Per capire che cosa sia la filosofia è necessario comprendere chi sono i filosofi. Bisogna partire dalla vita per discernere e dare risposte.
Charles Péguy sembra venirci incontro, lui che non conobbe e volle facili schemi in cui incasellare il suo spirito, definì i filosofi “esploratori di nuovi continenti”.
I filosofi vivono la condizione dell’esilio, non appartengono ad istituzioni, sono uomini che toccano le vette della libertà. L’esilio volontario consente di liberarsi degli agi istituzionali e di ascoltare fortemente il pensiero, essi si sbarazzano di sovrastrutture per scendere nella verità storica per ricercare l’eterno ed emanciparsi da resistenze e preclusioni. L’esilio permette di rinascere a nuova vita, di superare preclusioni e facili barriere. Si entra in nuovi stati concettuali, si abbandona, come in una muta, l’inautentica pelle del politicamente corretto per osare il nuovo e trarlo dalla profondità del logos:
“I grandi filosofi sono degli esploratori. Quelli grandi sono coloro che hanno scoperto dei continenti. Quelli non grandi sono coloro che hanno pensato solo a farsi ricevere alla Sorbona con tutti gli onori[1]”.
L’esilio è apertura alla vita e alla storia. Nei meandri delle accademie e nei suoi corridoi polverosi la parola si fa chiacchiera, è un suono sterile, un clone che ripete se stesso. Il filosofo invece è uomo della storia e nella storia, egli è a contatto con la vita, l’accoglie e l’ascolta, non teme il giudizio non per iattanza ma per umiltà della parola.
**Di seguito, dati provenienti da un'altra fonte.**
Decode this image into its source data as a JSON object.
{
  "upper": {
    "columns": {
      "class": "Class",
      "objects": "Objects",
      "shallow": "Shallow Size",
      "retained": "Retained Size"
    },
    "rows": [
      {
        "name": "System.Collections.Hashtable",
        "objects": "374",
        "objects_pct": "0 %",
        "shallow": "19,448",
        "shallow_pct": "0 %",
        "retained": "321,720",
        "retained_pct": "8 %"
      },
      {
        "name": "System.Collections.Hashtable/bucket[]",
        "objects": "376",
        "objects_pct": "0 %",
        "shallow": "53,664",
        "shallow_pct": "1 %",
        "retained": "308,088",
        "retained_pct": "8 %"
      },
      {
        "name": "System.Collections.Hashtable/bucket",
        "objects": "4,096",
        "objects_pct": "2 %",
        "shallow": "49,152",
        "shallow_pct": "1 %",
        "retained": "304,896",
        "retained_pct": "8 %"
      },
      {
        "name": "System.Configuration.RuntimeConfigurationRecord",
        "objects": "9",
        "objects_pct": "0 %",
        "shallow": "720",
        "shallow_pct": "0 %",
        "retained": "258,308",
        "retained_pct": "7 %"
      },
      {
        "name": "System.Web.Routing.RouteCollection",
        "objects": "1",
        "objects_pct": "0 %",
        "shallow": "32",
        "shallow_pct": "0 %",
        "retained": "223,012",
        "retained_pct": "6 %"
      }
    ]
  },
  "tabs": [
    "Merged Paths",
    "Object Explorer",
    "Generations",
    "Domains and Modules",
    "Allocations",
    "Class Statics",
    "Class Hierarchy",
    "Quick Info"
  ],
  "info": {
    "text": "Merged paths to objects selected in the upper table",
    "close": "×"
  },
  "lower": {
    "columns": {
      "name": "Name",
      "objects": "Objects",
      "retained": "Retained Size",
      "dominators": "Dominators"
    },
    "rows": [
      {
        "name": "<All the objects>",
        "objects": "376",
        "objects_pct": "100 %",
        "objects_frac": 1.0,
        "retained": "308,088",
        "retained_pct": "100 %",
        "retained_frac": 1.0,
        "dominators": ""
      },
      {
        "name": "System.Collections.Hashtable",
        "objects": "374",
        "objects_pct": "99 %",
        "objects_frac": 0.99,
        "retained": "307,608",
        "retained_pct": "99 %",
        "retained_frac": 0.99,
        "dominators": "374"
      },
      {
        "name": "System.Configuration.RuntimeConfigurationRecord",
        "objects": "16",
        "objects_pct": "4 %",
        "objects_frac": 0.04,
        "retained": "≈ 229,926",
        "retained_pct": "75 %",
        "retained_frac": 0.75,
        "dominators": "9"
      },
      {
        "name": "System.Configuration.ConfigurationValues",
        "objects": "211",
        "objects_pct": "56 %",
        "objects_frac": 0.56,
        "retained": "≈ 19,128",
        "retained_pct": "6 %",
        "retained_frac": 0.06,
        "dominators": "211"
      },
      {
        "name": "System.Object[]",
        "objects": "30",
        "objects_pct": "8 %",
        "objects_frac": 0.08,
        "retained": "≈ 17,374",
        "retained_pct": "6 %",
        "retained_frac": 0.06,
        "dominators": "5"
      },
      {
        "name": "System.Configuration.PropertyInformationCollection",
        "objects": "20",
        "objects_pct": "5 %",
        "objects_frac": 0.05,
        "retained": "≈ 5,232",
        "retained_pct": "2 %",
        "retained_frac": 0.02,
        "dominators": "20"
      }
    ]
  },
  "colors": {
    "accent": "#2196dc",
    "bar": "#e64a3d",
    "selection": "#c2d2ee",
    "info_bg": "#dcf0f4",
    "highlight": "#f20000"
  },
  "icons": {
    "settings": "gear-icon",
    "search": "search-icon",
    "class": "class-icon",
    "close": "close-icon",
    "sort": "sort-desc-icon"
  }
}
Il concetto affiora, se si è umili, se si porge ascolto alla parola. Coloro che ritengono di sapere hanno uno spirito corazzato, sono uomini che hanno smesso di pensare, essi calcolano e organizzano carriere, il pensiero è solo un mezzo. Tra i tanti a disposizione.
Per il filosofo il pensiero è l’intero ma senza barriere minate, egli vive con la parola, la pensa per poter esplorare possibilità celate al senso comune. Pensare significa rinunciare alla sorveglianza e al controllo per diventare parola:
“Che quando le cose sono così ben fatte difettano del difetto, quel certo non so che, quell’apertura lasciata al destino, quell’agio, quell’apertura lasciata alla grazia, quel rinunciare a se stesso, quel lasciarsi andare sul pelo dell’acqua, quell’apertura lasciata all’abbandono a una grande fortuna, quel mancare di sorveglianza, in fondo, quel perfetto sapere, quella bellissima consapevolezza che non si è niente, quel rimettersi e quell’abdicare che sta nel fondo di ogni uomo veramente grande[2]”.
“Ospizio parola”
Bisognerebbe chiedersi che cosa sia una civiltà senza “filosofi”. L’Occidente vive uno stato di abbrutimento raro, esso è penetrato in ogni gesto quotidiano. La parola e il concetto sono stati sostituiti dal calcolo. Si vive in uno stato di pensionamento del concetto.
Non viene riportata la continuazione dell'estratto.